Furthermore, our Court has previously held it "is common
knowledge that bathtub surfaces, especially when water and soap are
added, are slippery and that care should be taken when one bathes
or showers." Kutz v. Koury Corp., 93 N.C. App. 300, 304, 377
S.E.2d 811, 813 (1989). The plaintiff in Kutz attempted to argue
the defendant was liable for the plaintiff's injury because the
defendant had placed non-skid strips in only half of the bathtub.
However, our Court held that the "bathtub here was not so
unnecessarily dangerous so as to give rise to a claim of
negligence." Id. at 304, 377 S.E.2d at 814.
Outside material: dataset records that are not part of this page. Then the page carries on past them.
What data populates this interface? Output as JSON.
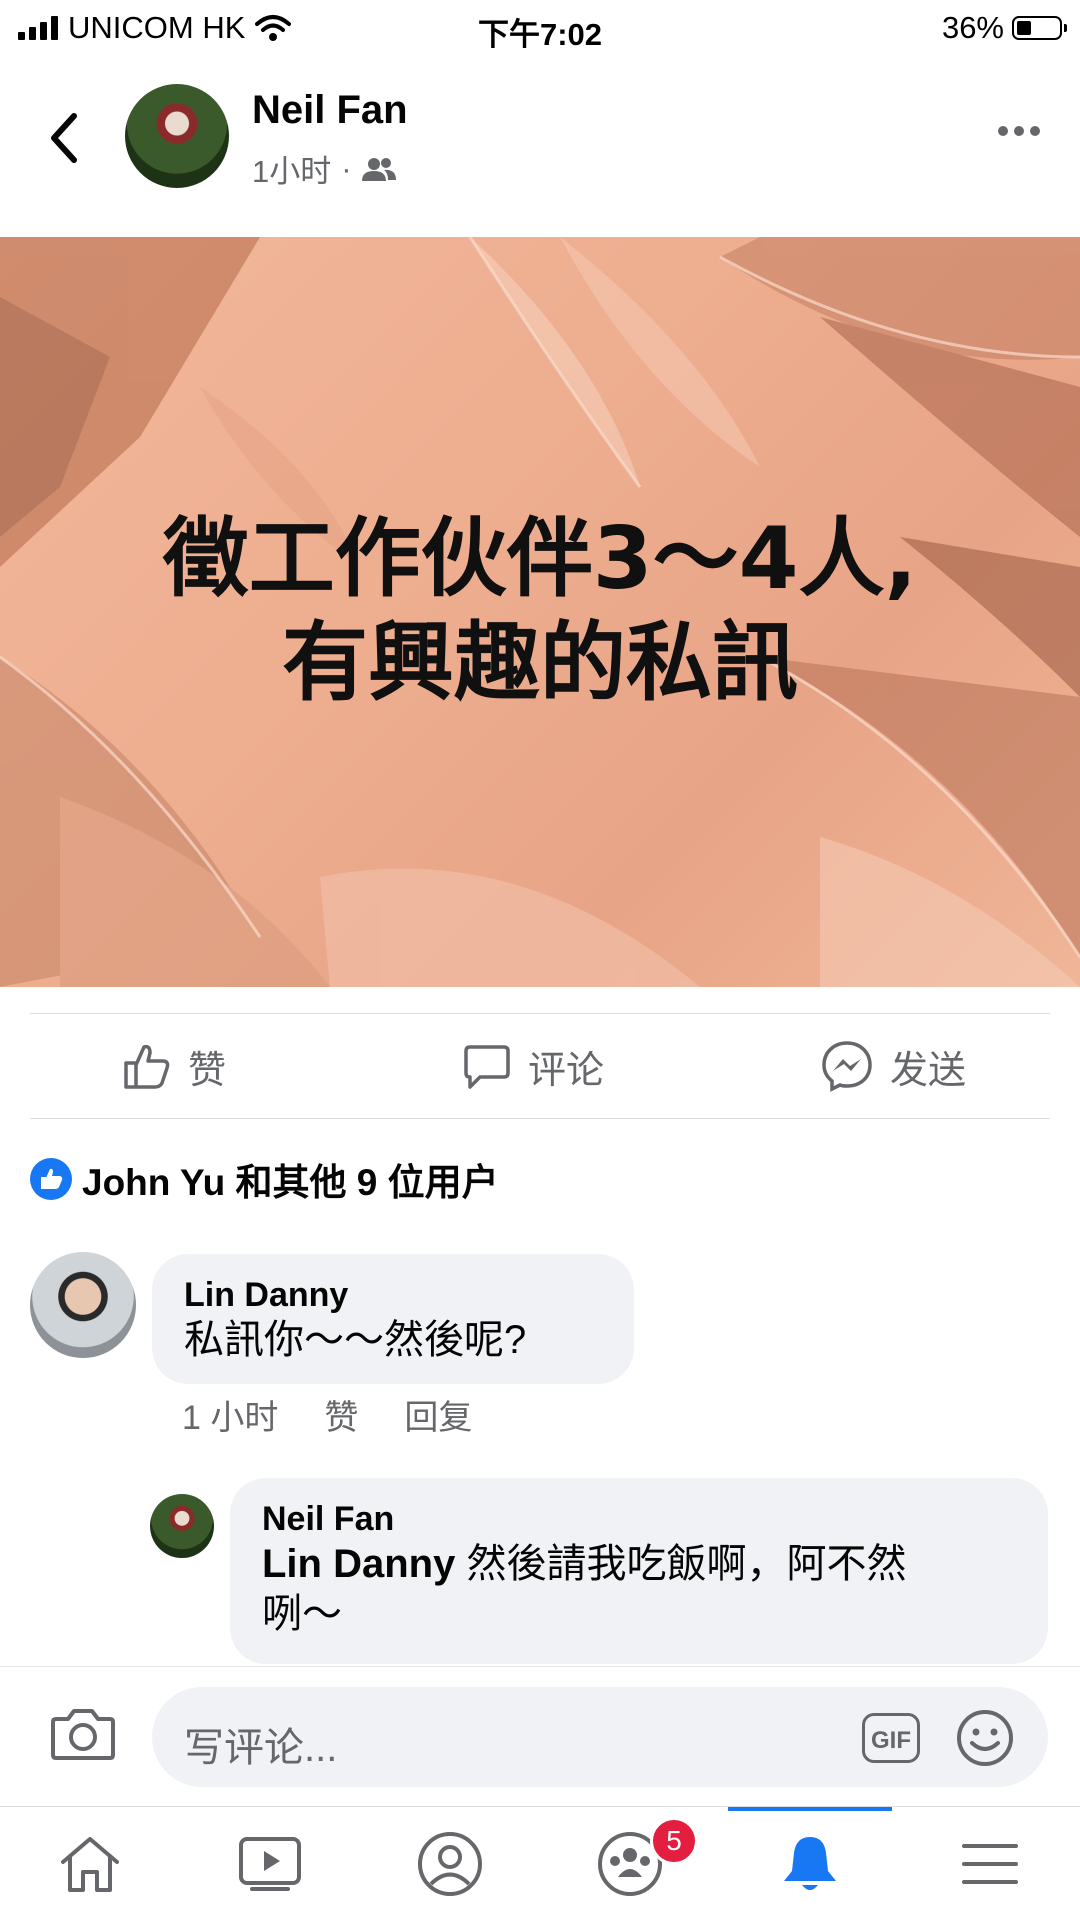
{
  "status_bar": {
    "carrier": "UNICOM HK",
    "time": "下午7:02",
    "battery": "36%"
  },
  "post": {
    "author": "Neil Fan",
    "time_ago": "1小时",
    "separator": "·",
    "audience_icon": "friends-icon",
    "image_text_line1": "徵工作伙伴3～4人,",
    "image_text_line2": "有興趣的私訊"
  },
  "actions": {
    "like": "赞",
    "comment": "评论",
    "send": "发送"
  },
  "reactions": {
    "summary": "John Yu 和其他 9 位用户"
  },
  "comments": [
    {
      "author": "Lin Danny",
      "text": "私訊你～～然後呢?",
      "time": "1 小时",
      "like_label": "赞",
      "reply_label": "回复"
    }
  ],
  "reply": {
    "author": "Neil Fan",
    "mention": "Lin Danny",
    "text_line1": " 然後請我吃飯啊，阿不然",
    "text_line2": "咧～"
  },
  "composer": {
    "placeholder": "写评论...",
    "gif_label": "GIF"
  },
  "nav": {
    "groups_badge": "5"
  },
  "colors": {
    "accent": "#1877f2",
    "badge": "#e41e3f",
    "secondary_text": "#65676b",
    "bubble": "#f0f2f5"
  }
}
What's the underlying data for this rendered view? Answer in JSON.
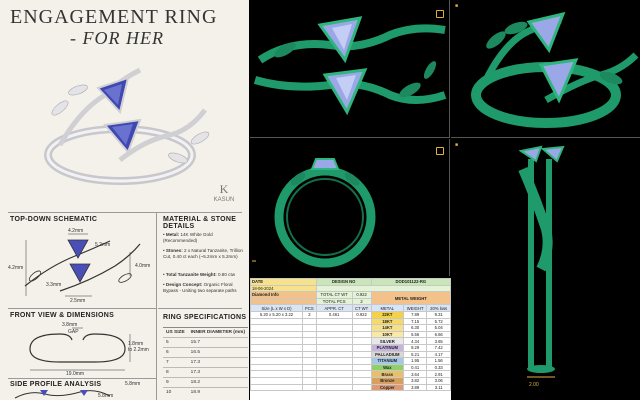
{
  "sheet": {
    "title_line1": "ENGAGEMENT RING",
    "title_line2": "- FOR HER",
    "brand": "KASUN",
    "sections": {
      "top_down": "TOP-DOWN SCHEMATIC",
      "material": "MATERIAL & STONE DETAILS",
      "front": "FRONT VIEW & DIMENSIONS",
      "ring_specs": "RING SPECIFICATIONS",
      "side": "SIDE PROFILE ANALYSIS"
    },
    "top_dims": {
      "d1": "4.2mm",
      "d2": "5.2mm",
      "d3": "4.2mm",
      "d4": "3.3mm",
      "d5": "4.0mm",
      "d6": "2.5mm"
    },
    "front_dims": {
      "gap_value": "3.8mm",
      "gap_label": "GAP",
      "height": "1.8mm\nto 2.2mm",
      "width": "19.0mm"
    },
    "side_dims": {
      "d1": "5.8mm",
      "d2": "5.8mm"
    },
    "material_lines": [
      {
        "label": "Metal:",
        "text": " 14K White Gold (Recommended)"
      },
      {
        "label": "Stones:",
        "text": " 2 x Natural Tanzanite, Trillion Cut, 0.40 ct each (~5.2mm x 5.2mm)"
      },
      {
        "label": "Total Tanzanite Weight:",
        "text": " 0.80 ctw"
      },
      {
        "label": "Design Concept:",
        "text": " Organic Floral Bypass - Uniting two separate paths"
      }
    ],
    "spec_table": {
      "headers": [
        "US SIZE",
        "INNER DIAMETER (mm)"
      ],
      "rows": [
        [
          "5",
          "15.7"
        ],
        [
          "6",
          "16.5"
        ],
        [
          "7",
          "17.3"
        ],
        [
          "8",
          "17.3"
        ],
        [
          "9",
          "18.2"
        ],
        [
          "10",
          "18.9"
        ]
      ]
    }
  },
  "viewports": {
    "side_scale_label": "2.00"
  },
  "info_table": {
    "date_label": "DATE",
    "date_value": "18-06-2024",
    "design_no_label": "DESIGN NO",
    "design_no_value": "DOD101122-RG",
    "diamond_info": "Diamond Info",
    "total_ct_label": "TOTAL CT WT",
    "total_ct_value": "0.922",
    "total_pcs_label": "TOTAL PCS",
    "total_pcs_value": "2",
    "metal_weight_label": "METAL WEIGHT",
    "col_headers": [
      "Size (L x W x D)",
      "PCS",
      "APPR. CT",
      "CT WT",
      "METAL",
      "WEIGHT",
      "20% loss"
    ],
    "stone_row": [
      "5.20 x 5.20 x 3.22",
      "2",
      "0.461",
      "0.922"
    ],
    "metals": [
      {
        "name": "22KT",
        "weight": "7.89",
        "loss": "9.31",
        "cls": "m-22"
      },
      {
        "name": "18KT",
        "weight": "7.15",
        "loss": "5.72",
        "cls": "m-18"
      },
      {
        "name": "14KT",
        "weight": "6.30",
        "loss": "5.04",
        "cls": "m-14"
      },
      {
        "name": "10KT",
        "weight": "5.56",
        "loss": "6.66",
        "cls": "m-10"
      },
      {
        "name": "SILVER",
        "weight": "4.34",
        "loss": "3.65",
        "cls": "m-silver"
      },
      {
        "name": "PLATINUM",
        "weight": "9.29",
        "loss": "7.42",
        "cls": "m-plat"
      },
      {
        "name": "PALLADIUM",
        "weight": "5.21",
        "loss": "4.17",
        "cls": "m-pall"
      },
      {
        "name": "TITANIUM",
        "weight": "1.95",
        "loss": "1.56",
        "cls": "m-tit"
      },
      {
        "name": "Wax",
        "weight": "0.41",
        "loss": "0.33",
        "cls": "m-wax"
      },
      {
        "name": "Brass",
        "weight": "3.64",
        "loss": "2.91",
        "cls": "m-brass"
      },
      {
        "name": "Bronze",
        "weight": "3.82",
        "loss": "3.06",
        "cls": "m-bronze"
      },
      {
        "name": "Copper",
        "weight": "3.89",
        "loss": "3.11",
        "cls": "m-copper"
      }
    ]
  },
  "colors": {
    "cad_green": "#1f9a6a",
    "stone": "#9aa8e8",
    "tanzanite": "#4a4fb8"
  }
}
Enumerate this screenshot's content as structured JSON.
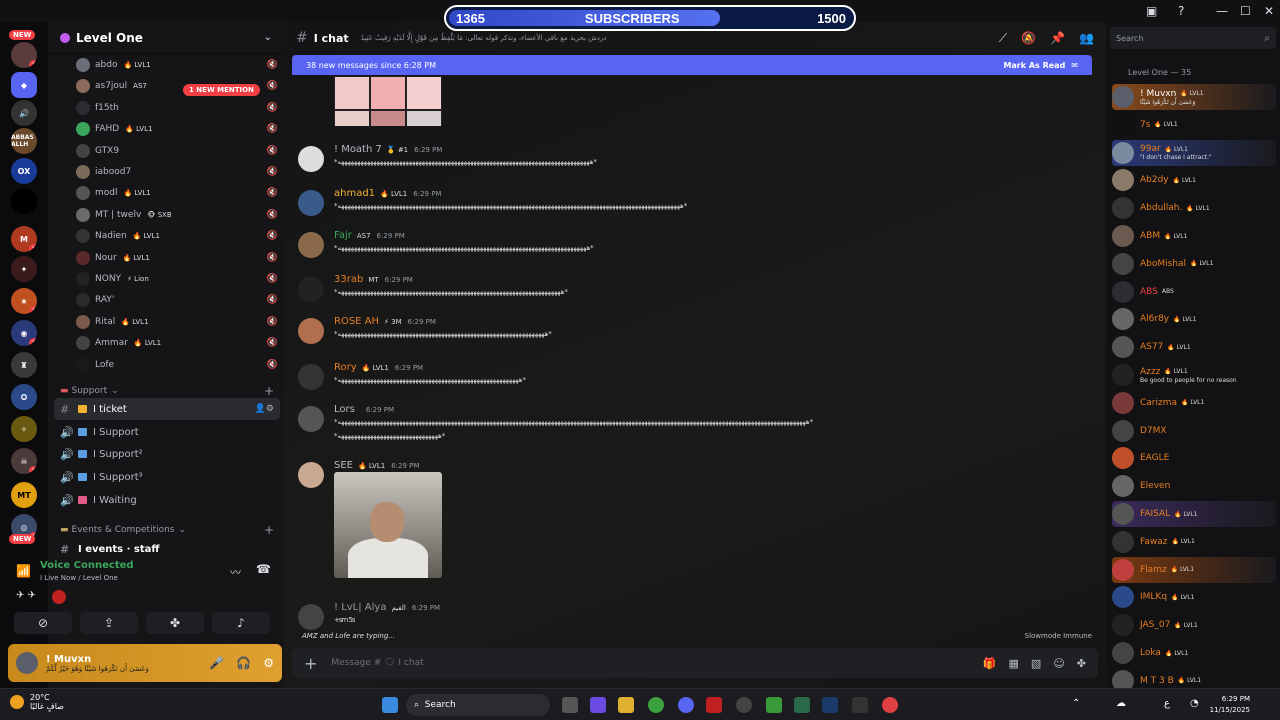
{
  "overlay": {
    "current": "1365",
    "label": "SUBSCRIBERS",
    "goal": "1500",
    "progress": 0.67
  },
  "rail": {
    "new_label": "NEW",
    "badges": [
      "3",
      "2",
      "1",
      "1",
      "2",
      "1"
    ],
    "servers": [
      "ABBAS ALLH",
      "OX",
      "M",
      "MT"
    ]
  },
  "guild": {
    "name": "Level One"
  },
  "voice_users": [
    {
      "name": "abdo",
      "tag": "🔥 LVL1"
    },
    {
      "name": "as7joul",
      "tag": "AS7"
    },
    {
      "name": "f15th",
      "tag": ""
    },
    {
      "name": "FAHD",
      "tag": "🔥 LVL1"
    },
    {
      "name": "GTX9",
      "tag": ""
    },
    {
      "name": "iabood7",
      "tag": ""
    },
    {
      "name": "modl",
      "tag": "🔥 LVL1"
    },
    {
      "name": "MT | twelv",
      "tag": "🐵 SXB"
    },
    {
      "name": "Nadien",
      "tag": "🔥 LVL1"
    },
    {
      "name": "Nour",
      "tag": "🔥 LVL1"
    },
    {
      "name": "NONY",
      "tag": "⚡ Lion"
    },
    {
      "name": "RAY'",
      "tag": ""
    },
    {
      "name": "Rital",
      "tag": "🔥 LVL1"
    },
    {
      "name": "Ammar",
      "tag": "🔥 LVL1"
    },
    {
      "name": "Lofe",
      "tag": ""
    }
  ],
  "mention": "1 NEW MENTION",
  "categories": {
    "support": "Support",
    "events": "Events & Competitions"
  },
  "channels": [
    {
      "name": "I ticket",
      "icon": "#"
    },
    {
      "name": "I Support",
      "icon": "🔊"
    },
    {
      "name": "I Support²",
      "icon": "🔊"
    },
    {
      "name": "I Support³",
      "icon": "🔊"
    },
    {
      "name": "I Waiting",
      "icon": "🔊"
    },
    {
      "name": "I events · staff",
      "icon": "#"
    }
  ],
  "voice": {
    "status": "Voice Connected",
    "sub": "I Live Now / Level One"
  },
  "user": {
    "name": "! Muvxn",
    "status": "وَعَسَىٰ أَن تَكْرَهُوا شَيْئًا وَهُوَ خَيْرٌ لَّكُمْ"
  },
  "chat": {
    "channel": "I chat",
    "topic": "دردش بحرية مع باقي الأعضاء، وتذكر قوله تعالى: مَا يَلْفِظُ مِن قَوْلٍ إِلَّا لَدَيْهِ رَقِيبٌ عَتِيدٌ",
    "new_messages": "38 new messages since 6:28 PM",
    "mark_read": "Mark As Read",
    "composer_placeholder": "Message # 🗨 I chat",
    "typing": "AMZ and Lofe are typing...",
    "slowmode": "Slowmode Immune"
  },
  "messages": [
    {
      "author": "! Moath 7",
      "tag": "🥇 #1",
      "time": "6:29 PM",
      "color": "#b5bac1",
      "body": "*ههههههههههههههههههههههههههههههههههههههههههههههههههههههههههههههههههههههههههههههه*"
    },
    {
      "author": "ahmad1",
      "tag": "🔥 LVL1",
      "time": "6:29 PM",
      "color": "#f0b232",
      "body": "*ههههههههههههههههههههههههههههههههههههههههههههههههههههههههههههههههههههههههههههههههههههههههههههههههههههههههههه*"
    },
    {
      "author": "Fajr",
      "tag": "AS7",
      "time": "6:29 PM",
      "color": "#3ba55d",
      "body": "*هههههههههههههههههههههههههههههههههههههههههههههههههههههههههههههههههههههههههههههه*"
    },
    {
      "author": "33rab",
      "tag": "MT",
      "time": "6:29 PM",
      "color": "#e67e22",
      "body": "*هههههههههههههههههههههههههههههههههههههههههههههههههههههههههههههههههههههه*"
    },
    {
      "author": "ROSE AH",
      "tag": "⚡ 3M",
      "time": "6:29 PM",
      "color": "#e67e22",
      "body": "*ههههههههههههههههههههههههههههههههههههههههههههههههههههههههههههههههه*"
    },
    {
      "author": "Rory",
      "tag": "🔥 LVL1",
      "time": "6:29 PM",
      "color": "#e67e22",
      "body": "*ههههههههههههههههههههههههههههههههههههههههههههههههههههههههه*"
    },
    {
      "author": "Lors",
      "tag": "",
      "time": "6:29 PM",
      "color": "#b5bac1",
      "body": "*هههههههههههههههههههههههههههههههههههههههههههههههههههههههههههههههههههههههههههههههههههههههههههههههههههههههههههههههههههههههههههههههههههههههههههههههههه*",
      "body2": "*هههههههههههههههههههههههههههههههه*"
    },
    {
      "author": "SEE",
      "tag": "🔥 LVL1",
      "time": "6:29 PM",
      "color": "#b5bac1",
      "body": ""
    },
    {
      "author": "! LvL| Alya",
      "tag": "القيم",
      "time": "6:29 PM",
      "color": "#949ba4",
      "body": "+sm 5s"
    }
  ],
  "members": {
    "title": "Level One — 35",
    "search_placeholder": "Search",
    "list": [
      {
        "name": "! Muvxn",
        "tag": "🔥 LVL1",
        "sub": "وَعَسَىٰ أَن تَكْرَهُوا شَيْئًا",
        "color": "#ffffff",
        "bg": "#8a4a1a",
        "av": "#5a5f6b"
      },
      {
        "name": "7s",
        "tag": "🔥 LVL1",
        "sub": "",
        "color": "#e67e22",
        "bg": "",
        "av": "#111"
      },
      {
        "name": "99ar",
        "tag": "🔥 LVL1",
        "sub": "\"I don't chase I attract.\"",
        "color": "#e67e22",
        "bg": "#2a3a7a",
        "av": "#7c8aa0"
      },
      {
        "name": "Ab2dy",
        "tag": "🔥 LVL1",
        "sub": "",
        "color": "#e67e22",
        "bg": "",
        "av": "#8a7a6a"
      },
      {
        "name": "Abdullah.",
        "tag": "🔥 LVL1",
        "sub": "",
        "color": "#e67e22",
        "bg": "",
        "av": "#333"
      },
      {
        "name": "ABM",
        "tag": "🔥 LVL1",
        "sub": "",
        "color": "#e67e22",
        "bg": "",
        "av": "#6a5a50"
      },
      {
        "name": "AboMishal",
        "tag": "🔥 LVL1",
        "sub": "",
        "color": "#e67e22",
        "bg": "",
        "av": "#444"
      },
      {
        "name": "ABS",
        "tag": "ABS",
        "sub": "",
        "color": "#f23f43",
        "bg": "",
        "av": "#2b2d31"
      },
      {
        "name": "Al6r8y",
        "tag": "🔥 LVL1",
        "sub": "",
        "color": "#e67e22",
        "bg": "",
        "av": "#666"
      },
      {
        "name": "AS77",
        "tag": "🔥 LVL1",
        "sub": "",
        "color": "#e67e22",
        "bg": "",
        "av": "#555"
      },
      {
        "name": "Azzz",
        "tag": "🔥 LVL1",
        "sub": "Be good to people for no reason",
        "color": "#e67e22",
        "bg": "",
        "av": "#222"
      },
      {
        "name": "Carizma",
        "tag": "🔥 LVL1",
        "sub": "",
        "color": "#e67e22",
        "bg": "",
        "av": "#7a3a3a"
      },
      {
        "name": "D7MX",
        "tag": "",
        "sub": "",
        "color": "#e67e22",
        "bg": "",
        "av": "#444"
      },
      {
        "name": "EAGLE",
        "tag": "",
        "sub": "",
        "color": "#e67e22",
        "bg": "",
        "av": "#c0502a"
      },
      {
        "name": "Eleven",
        "tag": "",
        "sub": "",
        "color": "#e67e22",
        "bg": "",
        "av": "#666"
      },
      {
        "name": "FAISAL",
        "tag": "🔥 LVL1",
        "sub": "",
        "color": "#e67e22",
        "bg": "#3a2a5a",
        "av": "#555"
      },
      {
        "name": "Fawaz",
        "tag": "🔥 LVL1",
        "sub": "",
        "color": "#e67e22",
        "bg": "",
        "av": "#333"
      },
      {
        "name": "Flamz",
        "tag": "🔥 LVL1",
        "sub": "",
        "color": "#e67e22",
        "bg": "#7a3a10",
        "av": "#c04040"
      },
      {
        "name": "IMLKq",
        "tag": "🔥 LVL1",
        "sub": "",
        "color": "#e67e22",
        "bg": "",
        "av": "#2a4a8a"
      },
      {
        "name": "JAS_07",
        "tag": "🔥 LVL1",
        "sub": "",
        "color": "#e67e22",
        "bg": "",
        "av": "#222"
      },
      {
        "name": "Loka",
        "tag": "🔥 LVL1",
        "sub": "",
        "color": "#e67e22",
        "bg": "",
        "av": "#444"
      },
      {
        "name": "M T 3 B",
        "tag": "🔥 LVL1",
        "sub": "",
        "color": "#e67e22",
        "bg": "",
        "av": "#555"
      }
    ]
  },
  "taskbar": {
    "temp": "20°C",
    "weather": "صافٍ غالبًا",
    "search": "Search",
    "time": "6:29 PM",
    "date": "11/15/2025",
    "lang": "ع"
  }
}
While we acknowledge plaintiff did not slip in a bathtub, we
still deem the area where he slipped to be an area where one might
be expected to exercise extra caution. The chances of water, and
even soapy water, on the floor of an area where people walk out of
a shower across to a locker room appear to be high. Plaintiff
admitted he saw the black nonskid mats on the floor and that heknew the purpose of the mats was to help in preventing falls. He
also admitted that the nonskid mats indicated to him that the
floors could be slippery.
Defendant was required to keep its premises in a reasonably
safe condition. The record shows defendant placed mats on the
floor and provided a drain with a slope. Also, the texture of the
floor exceeded the required slip resistant standard for bathroom
flooring. There is no evidence defendant was actually or
constructively aware of an unobvious dangerous condition which it
failed to correct. Therefore, plaintiff failed to show defendant
breached its duty to plaintiff.
As we have concluded summary judgment was appropriate on the
issue of defendant's negligence, we do not need to address
plaintiff's second assignment of error concerning contributory
negligence.
We affirm the order of the trial court granting defendant's
motion for summary judgment.
Affirmed.
Judge TIMMONS-GOODSON concurs.
Judge BIGGS dissents.
Summary judgment is a drastic remedy and should be used with
great caution. Moore v. City of Creedmoor, 120 N.C. App. 27, 36,
460 S.E.2d 899, 904 (1995) (citation omitted). Moreover, suchrelief is particularly disfavored in cases of negligence or
contributory negligence. Thompson v. Bradley, 142 N.C. App. 636,
544 S.E.2d 258, disc. review denied, 353 N.C. 532, 550 S.E.2d 506
(2001). Indeed, as expressed by the North Carolina Supreme Court,
it is only in exceptional negligence cases that summary judgment
is appropriate, since the standard of reasonable care should
ordinarily be applied by the jury under appropriate instructions
from the court. Ragland v. Moore, 299 N.C. 360, 363, 261 S.E.2d
666, 668 (1980) (citation omitted).
In the case sub judice, whether defendant exercised reasonable
care in the maintenance of its premises is a question of fact for
the jury. Moreover, a jury question is presented as to plaintiff's
contributory negligence. It was error for the trial court to grant
summary judgment and therefore, I respectfully dissent.